Bikin Buku Pegangan Karena Pendidikan Inklusi di Indonesia Belum Sepenuh Hati
- Istimewa
Malang – Pelaksanaan pendidikan terpadu di Indonesia dilakukan sejak 1980 namun dianggap kurang berkembang. Pada tahun 2000 kembali dikembangkan dengan menggunakan konsep pendidikan inklusif. Komitmen ini diformalkan melalui konvensi nasional pada 2004 yang menghasilkan Deklarasi Bandung.
“Namun, pendidikan inklusi yang dilaksanakan di Indonesia saat ini belum sepenuh hati,” ujar Setia Adi Purwanta, ahli pengembangan kebijakan disabilitas, saat dijumpai di Universitas Negeri Malang (UM) beberapa waktu lalu.
Namun, ada kecenderungan orang disabilitas memunculkan stigma negatif dan rasa kasihan.

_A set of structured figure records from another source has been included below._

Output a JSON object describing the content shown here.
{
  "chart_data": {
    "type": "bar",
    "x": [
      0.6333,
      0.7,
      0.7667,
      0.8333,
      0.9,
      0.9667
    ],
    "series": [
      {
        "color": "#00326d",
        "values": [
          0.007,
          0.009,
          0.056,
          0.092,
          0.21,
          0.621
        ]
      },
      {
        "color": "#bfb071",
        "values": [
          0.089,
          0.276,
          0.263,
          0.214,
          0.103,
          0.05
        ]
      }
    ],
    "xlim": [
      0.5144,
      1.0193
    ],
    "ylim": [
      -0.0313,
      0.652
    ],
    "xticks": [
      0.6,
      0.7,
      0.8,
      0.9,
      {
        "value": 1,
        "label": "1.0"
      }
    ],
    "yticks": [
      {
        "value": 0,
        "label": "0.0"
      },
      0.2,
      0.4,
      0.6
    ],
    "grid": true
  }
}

Untuk itu, cara pandang masyarakat mengenai disabilitas perlu diubah, termasuk pada diri guru, orang tua anak disabilitas, dan pembuat kebijakan.
“Itu justru menghambat orang disabilitas menjadi bagian dari masyarakat seutuhnya. Cara pandang tentang disabilitas semestinya didasarkan pada hak asasi manusia,” ujar Setia yang juga orang dengan gangguan penglihatan ini.

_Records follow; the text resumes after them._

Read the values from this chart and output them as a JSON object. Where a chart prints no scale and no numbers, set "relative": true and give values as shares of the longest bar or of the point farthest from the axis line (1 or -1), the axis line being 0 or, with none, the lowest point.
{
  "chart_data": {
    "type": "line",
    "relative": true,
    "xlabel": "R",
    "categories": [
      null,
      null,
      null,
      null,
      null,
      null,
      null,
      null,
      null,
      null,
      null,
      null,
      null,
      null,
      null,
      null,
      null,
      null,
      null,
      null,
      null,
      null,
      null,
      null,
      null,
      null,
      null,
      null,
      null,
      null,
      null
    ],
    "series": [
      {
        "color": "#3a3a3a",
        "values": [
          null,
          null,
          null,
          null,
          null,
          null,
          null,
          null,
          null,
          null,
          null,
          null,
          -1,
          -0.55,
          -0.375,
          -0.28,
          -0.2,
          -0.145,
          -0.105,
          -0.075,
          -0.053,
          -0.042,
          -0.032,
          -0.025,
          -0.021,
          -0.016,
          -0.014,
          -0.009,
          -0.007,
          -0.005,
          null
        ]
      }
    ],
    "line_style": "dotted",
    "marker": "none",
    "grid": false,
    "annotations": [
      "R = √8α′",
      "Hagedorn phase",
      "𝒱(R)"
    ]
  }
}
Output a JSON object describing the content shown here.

Sekolah dan kurikulum harus bisa menerima perbedaan sebagai hal yang normal atau biasa. Bukan karena adanya perbedaan, lantas harus menjadi bagian yang ekslusif.

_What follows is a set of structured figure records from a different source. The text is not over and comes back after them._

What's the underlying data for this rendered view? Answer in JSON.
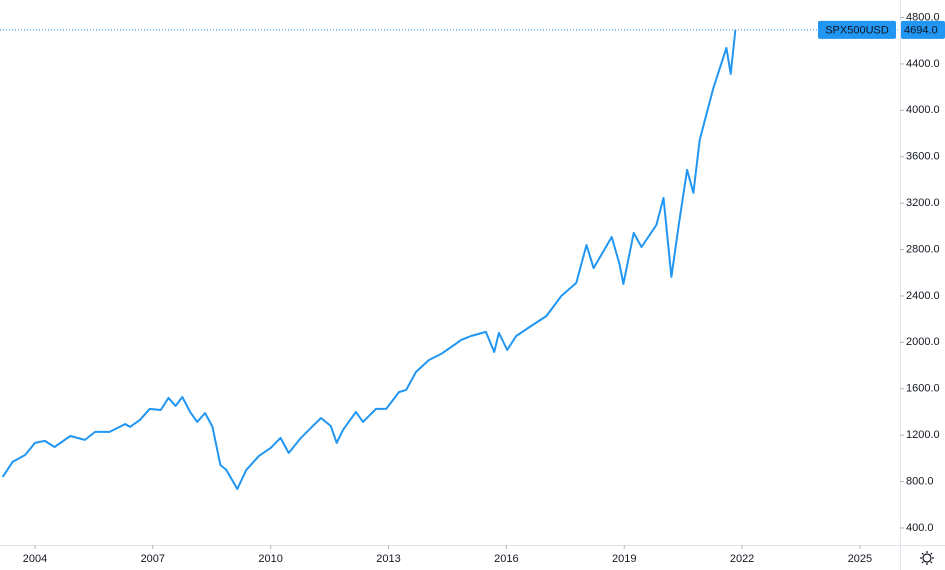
{
  "chart_data": {
    "type": "line",
    "series": [
      {
        "name": "SPX500USD",
        "color": "#2196f3",
        "x": [
          2003.18,
          2003.43,
          2003.75,
          2004.0,
          2004.25,
          2004.5,
          2004.9,
          2005.27,
          2005.53,
          2005.9,
          2006.3,
          2006.42,
          2006.67,
          2006.92,
          2007.2,
          2007.4,
          2007.58,
          2007.75,
          2007.95,
          2008.13,
          2008.33,
          2008.52,
          2008.72,
          2008.87,
          2009.15,
          2009.38,
          2009.7,
          2010.0,
          2010.25,
          2010.46,
          2010.77,
          2011.1,
          2011.28,
          2011.53,
          2011.68,
          2011.84,
          2012.17,
          2012.35,
          2012.68,
          2012.94,
          2013.27,
          2013.45,
          2013.7,
          2014.03,
          2014.34,
          2014.67,
          2014.85,
          2015.1,
          2015.48,
          2015.69,
          2015.81,
          2016.02,
          2016.25,
          2016.63,
          2017.02,
          2017.4,
          2017.78,
          2018.04,
          2018.22,
          2018.68,
          2018.88,
          2018.98,
          2019.24,
          2019.44,
          2019.82,
          2020.0,
          2020.2,
          2020.4,
          2020.6,
          2020.76,
          2020.92,
          2021.27,
          2021.6,
          2021.71,
          2021.83
        ],
        "values": [
          840,
          969,
          1029,
          1133,
          1150,
          1098,
          1193,
          1159,
          1228,
          1228,
          1296,
          1271,
          1331,
          1426,
          1417,
          1521,
          1452,
          1529,
          1400,
          1314,
          1391,
          1271,
          943,
          900,
          736,
          900,
          1021,
          1090,
          1176,
          1046,
          1176,
          1288,
          1348,
          1279,
          1133,
          1245,
          1400,
          1314,
          1426,
          1426,
          1572,
          1590,
          1745,
          1848,
          1900,
          1977,
          2021,
          2055,
          2090,
          1917,
          2081,
          1934,
          2055,
          2141,
          2227,
          2400,
          2512,
          2839,
          2640,
          2908,
          2675,
          2503,
          2943,
          2822,
          3012,
          3245,
          2564,
          3038,
          3486,
          3288,
          3745,
          4193,
          4538,
          4314,
          4694
        ]
      }
    ],
    "price_tag": {
      "value": 4694,
      "label": "4694.0"
    },
    "xlim": [
      2003.11,
      2026.02
    ],
    "xticks": [
      2004,
      2007,
      2010,
      2013,
      2016,
      2019,
      2022,
      2025
    ],
    "ylim": [
      253,
      4951
    ],
    "yticks": [
      {
        "value": 400,
        "label": "400.0"
      },
      {
        "value": 800,
        "label": "800.0"
      },
      {
        "value": 1200,
        "label": "1200.0"
      },
      {
        "value": 1600,
        "label": "1600.0"
      },
      {
        "value": 2000,
        "label": "2000.0"
      },
      {
        "value": 2400,
        "label": "2400.0"
      },
      {
        "value": 2800,
        "label": "2800.0"
      },
      {
        "value": 3200,
        "label": "3200.0"
      },
      {
        "value": 3600,
        "label": "3600.0"
      },
      {
        "value": 4000,
        "label": "4000.0"
      },
      {
        "value": 4400,
        "label": "4400.0"
      },
      {
        "value": 4800,
        "label": "4800.0"
      }
    ]
  }
}
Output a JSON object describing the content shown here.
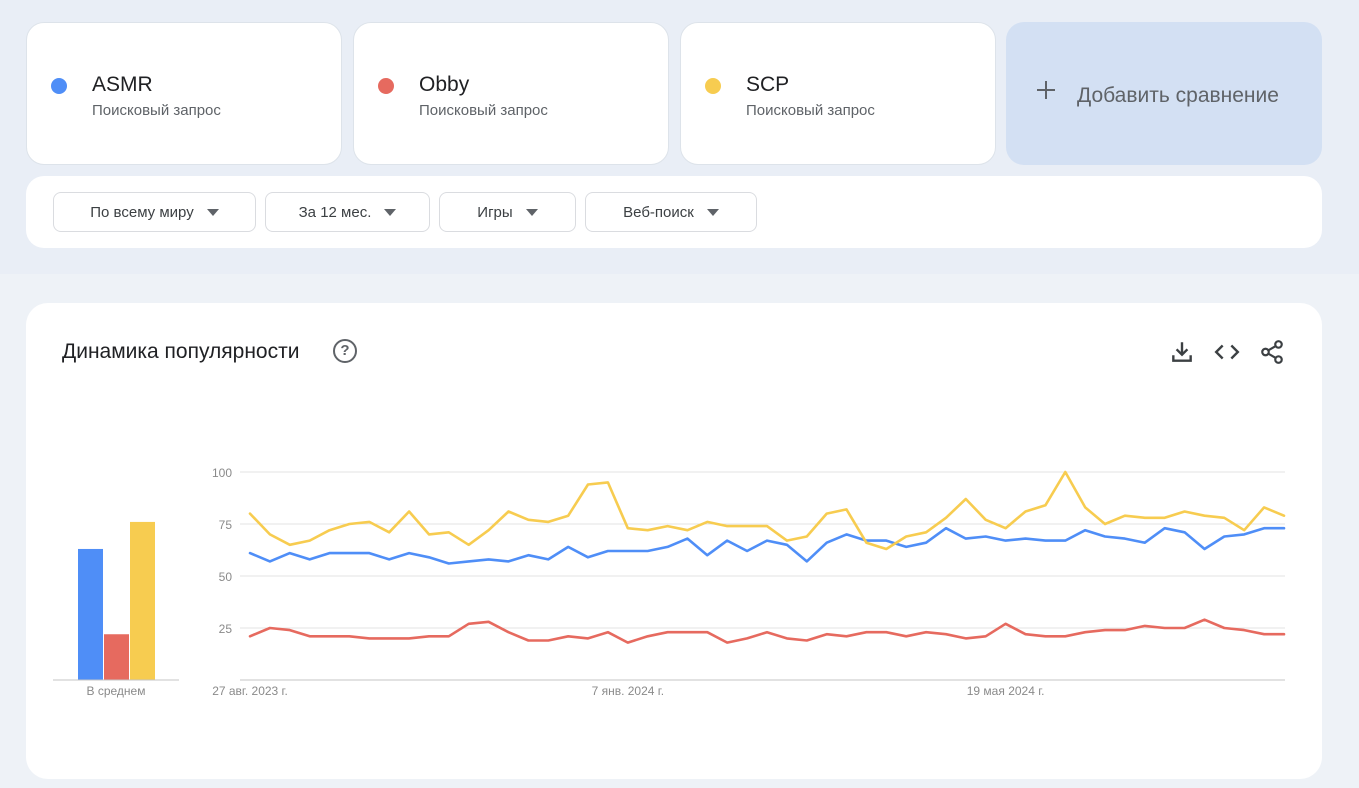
{
  "terms": [
    {
      "name": "ASMR",
      "sub": "Поисковый запрос",
      "color": "#4f8ef7"
    },
    {
      "name": "Obby",
      "sub": "Поисковый запрос",
      "color": "#e66a5f"
    },
    {
      "name": "SCP",
      "sub": "Поисковый запрос",
      "color": "#f7cc50"
    }
  ],
  "add_compare": "Добавить сравнение",
  "filters": [
    {
      "label": "По всему миру"
    },
    {
      "label": "За 12 мес."
    },
    {
      "label": "Игры"
    },
    {
      "label": "Веб-поиск"
    }
  ],
  "chart_header": {
    "title": "Динамика популярности",
    "help_icon": "help-circle-icon",
    "tools": [
      "download-icon",
      "embed-code-icon",
      "share-icon"
    ]
  },
  "chart_data": {
    "type": "line",
    "ylim": [
      0,
      100
    ],
    "y_ticks": [
      "25",
      "50",
      "75",
      "100"
    ],
    "x_tick_labels": [
      "27 авг. 2023 г.",
      "7 янв. 2024 г.",
      "19 мая 2024 г."
    ],
    "x_tick_indices": [
      0,
      19,
      38
    ],
    "average_label": "В среднем",
    "series": [
      {
        "name": "ASMR",
        "color": "#4f8ef7",
        "average": 63,
        "values": [
          61,
          57,
          61,
          58,
          61,
          61,
          61,
          58,
          61,
          59,
          56,
          57,
          58,
          57,
          60,
          58,
          64,
          59,
          62,
          62,
          62,
          64,
          68,
          60,
          67,
          62,
          67,
          65,
          57,
          66,
          70,
          67,
          67,
          64,
          66,
          73,
          68,
          69,
          67,
          68,
          67,
          67,
          72,
          69,
          68,
          66,
          73,
          71,
          63,
          69,
          70,
          73,
          73
        ]
      },
      {
        "name": "Obby",
        "color": "#e66a5f",
        "average": 22,
        "values": [
          21,
          25,
          24,
          21,
          21,
          21,
          20,
          20,
          20,
          21,
          21,
          27,
          28,
          23,
          19,
          19,
          21,
          20,
          23,
          18,
          21,
          23,
          23,
          23,
          18,
          20,
          23,
          20,
          19,
          22,
          21,
          23,
          23,
          21,
          23,
          22,
          20,
          21,
          27,
          22,
          21,
          21,
          23,
          24,
          24,
          26,
          25,
          25,
          29,
          25,
          24,
          22,
          22
        ]
      },
      {
        "name": "SCP",
        "color": "#f7cc50",
        "average": 76,
        "values": [
          80,
          70,
          65,
          67,
          72,
          75,
          76,
          71,
          81,
          70,
          71,
          65,
          72,
          81,
          77,
          76,
          79,
          94,
          95,
          73,
          72,
          74,
          72,
          76,
          74,
          74,
          74,
          67,
          69,
          80,
          82,
          66,
          63,
          69,
          71,
          78,
          87,
          77,
          73,
          81,
          84,
          100,
          83,
          75,
          79,
          78,
          78,
          81,
          79,
          78,
          72,
          83,
          79
        ]
      }
    ]
  }
}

Tentu bukanlah hal mudah untuk mengubah mindset tersebut. Apalagi ketika berbicara mengenai pendidikan umum, posisi orang disabilitas masih disempitkan. Bagaimana metode pembelajaran, persoalan kognitif dan sisi intelektual di sekolah belum berwawasan kesetaraan bagi orang disabilitas.
Pengalaman pribadi Setia dituangkan dalam dua buku pegangan inklusi baru. Yakni, Buku Pegangan (Bacaan) Pendidikan Inklusif untuk guru berjudul “Nuraga Sang Guru: Sebuah Kisah Kebhinekaan dalam Pendidikan Inklusif” dan untuk orang tua berjudul “Menumbuh dan Membumi: Anakku, Anakmu, Anak Ibu Pertiwi”.